4.2. Implications for Practice

There is promising evidence that FM may be considered for balance classes in ageing populations, both as a preventative approach and for people at risk of falls. There is also some evidence for the use of FM where reduced effort, efficiency of movement, and awareness can play a part in reducing pain or discomfort.

4.3. Implications for Research

Further high quality research is required comparing FM to other modalities. Investigations should focus on the impact on self-efficacy, functional independence, and ease and efficiency of functioning, both as strategies for promotion of wellness and wellbeing and also for people with impairment who wish to improve their sense of ease. Mechanisms of effect also need to be investigated.

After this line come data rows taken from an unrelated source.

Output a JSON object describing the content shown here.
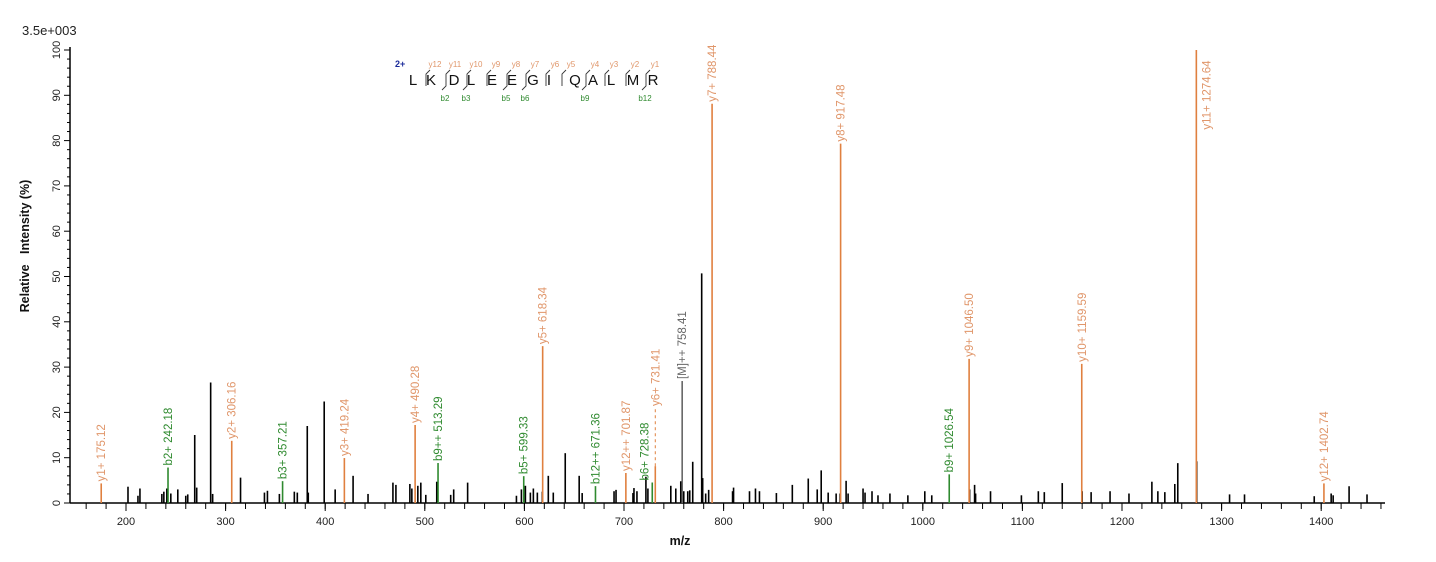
{
  "chart_data": {
    "type": "bar",
    "subtype": "mass-spectrum",
    "scale_label": "3.5e+003",
    "xlabel": "m/z",
    "ylabel": "Relative   Intensity (%)",
    "xlim": [
      144,
      1464
    ],
    "ylim": [
      0,
      100
    ],
    "x_ticks": [
      200,
      300,
      400,
      500,
      600,
      700,
      800,
      900,
      1000,
      1100,
      1200,
      1300,
      1400
    ],
    "y_ticks": [
      0,
      10,
      20,
      30,
      40,
      50,
      60,
      70,
      80,
      90,
      100
    ],
    "grid": false,
    "colors": {
      "y_ion": "#E0803F",
      "y_text": "#E0966A",
      "b_ion": "#2F8A2F",
      "precursor": "#666666",
      "unassigned": "#000000",
      "charge": "#1a2a9a"
    },
    "peptide": {
      "charge": "2+",
      "sequence": [
        "L",
        "K",
        "D",
        "L",
        "E",
        "E",
        "G",
        "I",
        "Q",
        "A",
        "L",
        "M",
        "R"
      ],
      "y_ions": [
        "y12",
        "y11",
        "y10",
        "y9",
        "y8",
        "y7",
        "y6",
        "y5",
        "y4",
        "y3",
        "y2",
        "y1"
      ],
      "b_ions": [
        {
          "label": "b2",
          "after": 2
        },
        {
          "label": "b3",
          "after": 3
        },
        {
          "label": "b5",
          "after": 5
        },
        {
          "label": "b6",
          "after": 6
        },
        {
          "label": "b9",
          "after": 9
        },
        {
          "label": "b12",
          "after": 12
        }
      ]
    },
    "annotated_peaks": [
      {
        "mz": 175.12,
        "intensity": 3.0,
        "ion": "y",
        "label": "y1+ 175.12"
      },
      {
        "mz": 242.18,
        "intensity": 6.5,
        "ion": "b",
        "label": "b2+ 242.18"
      },
      {
        "mz": 306.16,
        "intensity": 12.4,
        "ion": "y",
        "label": "y2+ 306.16"
      },
      {
        "mz": 357.21,
        "intensity": 3.5,
        "ion": "b",
        "label": "b3+ 357.21"
      },
      {
        "mz": 419.24,
        "intensity": 8.6,
        "ion": "y",
        "label": "y3+ 419.24"
      },
      {
        "mz": 490.28,
        "intensity": 15.9,
        "ion": "y",
        "label": "y4+ 490.28"
      },
      {
        "mz": 513.29,
        "intensity": 7.5,
        "ion": "b",
        "label": "b9++ 513.29"
      },
      {
        "mz": 599.33,
        "intensity": 4.6,
        "ion": "b",
        "label": "b5+ 599.33"
      },
      {
        "mz": 618.34,
        "intensity": 33.3,
        "ion": "y",
        "label": "y5+ 618.34"
      },
      {
        "mz": 671.36,
        "intensity": 2.4,
        "ion": "b",
        "label": "b12++ 671.36"
      },
      {
        "mz": 701.87,
        "intensity": 5.3,
        "ion": "y",
        "label": "y12++ 701.87"
      },
      {
        "mz": 728.38,
        "intensity": 3.2,
        "ion": "b",
        "label": "b6+ 728.38"
      },
      {
        "mz": 731.41,
        "intensity": 6.8,
        "ion": "y",
        "label": "y6+ 731.41"
      },
      {
        "mz": 758.41,
        "intensity": 25.6,
        "ion": "precursor",
        "label": "[M]++ 758.41"
      },
      {
        "mz": 788.44,
        "intensity": 86.8,
        "ion": "y",
        "label": "y7+ 788.44"
      },
      {
        "mz": 917.48,
        "intensity": 78.0,
        "ion": "y",
        "label": "y8+ 917.48"
      },
      {
        "mz": 1026.54,
        "intensity": 5.0,
        "ion": "b",
        "label": "b9+ 1026.54"
      },
      {
        "mz": 1046.5,
        "intensity": 30.5,
        "ion": "y",
        "label": "y9+ 1046.50"
      },
      {
        "mz": 1159.59,
        "intensity": 29.4,
        "ion": "y",
        "label": "y10+ 1159.59"
      },
      {
        "mz": 1274.64,
        "intensity": 100,
        "ion": "y",
        "label": "y11+ 1274.64"
      },
      {
        "mz": 1402.74,
        "intensity": 3.0,
        "ion": "y",
        "label": "y12+ 1402.74"
      }
    ],
    "unassigned_peaks": [
      [
        202,
        3.6
      ],
      [
        212,
        1.6
      ],
      [
        214,
        3.2
      ],
      [
        236,
        2.0
      ],
      [
        238,
        2.5
      ],
      [
        241,
        3.2
      ],
      [
        245,
        2.1
      ],
      [
        252,
        3.0
      ],
      [
        260,
        1.6
      ],
      [
        262,
        1.9
      ],
      [
        269,
        15.0
      ],
      [
        271,
        3.4
      ],
      [
        285,
        26.6
      ],
      [
        287,
        2.0
      ],
      [
        315,
        5.6
      ],
      [
        339,
        2.3
      ],
      [
        342,
        2.7
      ],
      [
        354,
        2.0
      ],
      [
        369,
        2.5
      ],
      [
        372,
        2.3
      ],
      [
        382,
        17.0
      ],
      [
        383,
        2.3
      ],
      [
        399,
        22.4
      ],
      [
        410,
        3.0
      ],
      [
        428,
        6.0
      ],
      [
        443,
        2.0
      ],
      [
        468,
        4.5
      ],
      [
        471,
        4.0
      ],
      [
        485,
        4.2
      ],
      [
        487,
        3.2
      ],
      [
        493,
        3.8
      ],
      [
        496,
        4.5
      ],
      [
        501,
        1.8
      ],
      [
        512,
        4.7
      ],
      [
        526,
        1.8
      ],
      [
        529,
        3.0
      ],
      [
        543,
        4.5
      ],
      [
        592,
        1.6
      ],
      [
        597,
        3.0
      ],
      [
        601,
        3.8
      ],
      [
        606,
        2.3
      ],
      [
        609,
        3.2
      ],
      [
        613,
        2.3
      ],
      [
        618,
        2.5
      ],
      [
        624,
        6.0
      ],
      [
        629,
        2.3
      ],
      [
        641,
        11.0
      ],
      [
        655,
        6.0
      ],
      [
        658,
        2.2
      ],
      [
        690,
        2.6
      ],
      [
        692,
        2.9
      ],
      [
        709,
        2.2
      ],
      [
        710,
        3.3
      ],
      [
        713,
        2.6
      ],
      [
        722,
        5.8
      ],
      [
        724,
        3.2
      ],
      [
        747,
        3.8
      ],
      [
        752,
        3.2
      ],
      [
        757,
        4.8
      ],
      [
        760,
        2.6
      ],
      [
        764,
        2.6
      ],
      [
        766,
        2.8
      ],
      [
        769,
        9.1
      ],
      [
        778,
        50.7
      ],
      [
        779,
        5.5
      ],
      [
        782,
        2.1
      ],
      [
        785,
        2.9
      ],
      [
        809,
        2.6
      ],
      [
        810,
        3.4
      ],
      [
        826,
        2.6
      ],
      [
        832,
        3.2
      ],
      [
        836,
        2.6
      ],
      [
        853,
        2.2
      ],
      [
        869,
        4.0
      ],
      [
        885,
        5.4
      ],
      [
        894,
        3.0
      ],
      [
        898,
        7.2
      ],
      [
        905,
        2.3
      ],
      [
        913,
        2.1
      ],
      [
        917,
        2.1
      ],
      [
        923,
        4.9
      ],
      [
        925,
        2.1
      ],
      [
        940,
        3.2
      ],
      [
        942,
        2.3
      ],
      [
        949,
        2.6
      ],
      [
        955,
        1.7
      ],
      [
        967,
        2.1
      ],
      [
        985,
        1.7
      ],
      [
        1002,
        2.6
      ],
      [
        1009,
        1.7
      ],
      [
        1047,
        3.0
      ],
      [
        1052,
        4.0
      ],
      [
        1053,
        2.1
      ],
      [
        1068,
        2.6
      ],
      [
        1099,
        1.7
      ],
      [
        1116,
        2.6
      ],
      [
        1122,
        2.4
      ],
      [
        1140,
        4.4
      ],
      [
        1160,
        2.6
      ],
      [
        1169,
        2.4
      ],
      [
        1188,
        2.6
      ],
      [
        1207,
        2.1
      ],
      [
        1230,
        4.7
      ],
      [
        1236,
        2.6
      ],
      [
        1243,
        2.4
      ],
      [
        1253,
        4.2
      ],
      [
        1256,
        8.8
      ],
      [
        1275,
        9.2
      ],
      [
        1308,
        1.9
      ],
      [
        1323,
        1.9
      ],
      [
        1393,
        1.5
      ],
      [
        1410,
        2.1
      ],
      [
        1412,
        1.7
      ],
      [
        1428,
        3.7
      ],
      [
        1446,
        1.9
      ]
    ]
  }
}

Particular attention needs to be paid to the reporting of best practice trial design and to controlling for a potential placebo effect.

5. Conclusions

There is further promising evidence that the FM may be effective for a varied population interested in improving functions such as balance. Careful monitoring of individual impact is required given the varied evidence at a group level and the relatively poor quality of studies to date.

Disclosure

Funding was from professional bodies involved in promoting FM but the bodies were not involved in the conduct of the review other than to identify experts within their membership to identify any missed/unpublished trials.

Conflict of Interests

The authors declare that there is no conflict of interests regarding the publication of this paper.

Authors' Contribution

Anthea Worley conducted the search and preliminary inclusions. Both authors contributed to the review of all papers and constructed the final report. One of the authors (Susan Hillier) was also author for two included studies; these were independently scrutinized.

Acknowledgments

The authors wish to acknowledge the financial assistance of the Australian Feldenkrais Guild and the International Feldenkrais Federation in supporting the costs of the search and appraisal.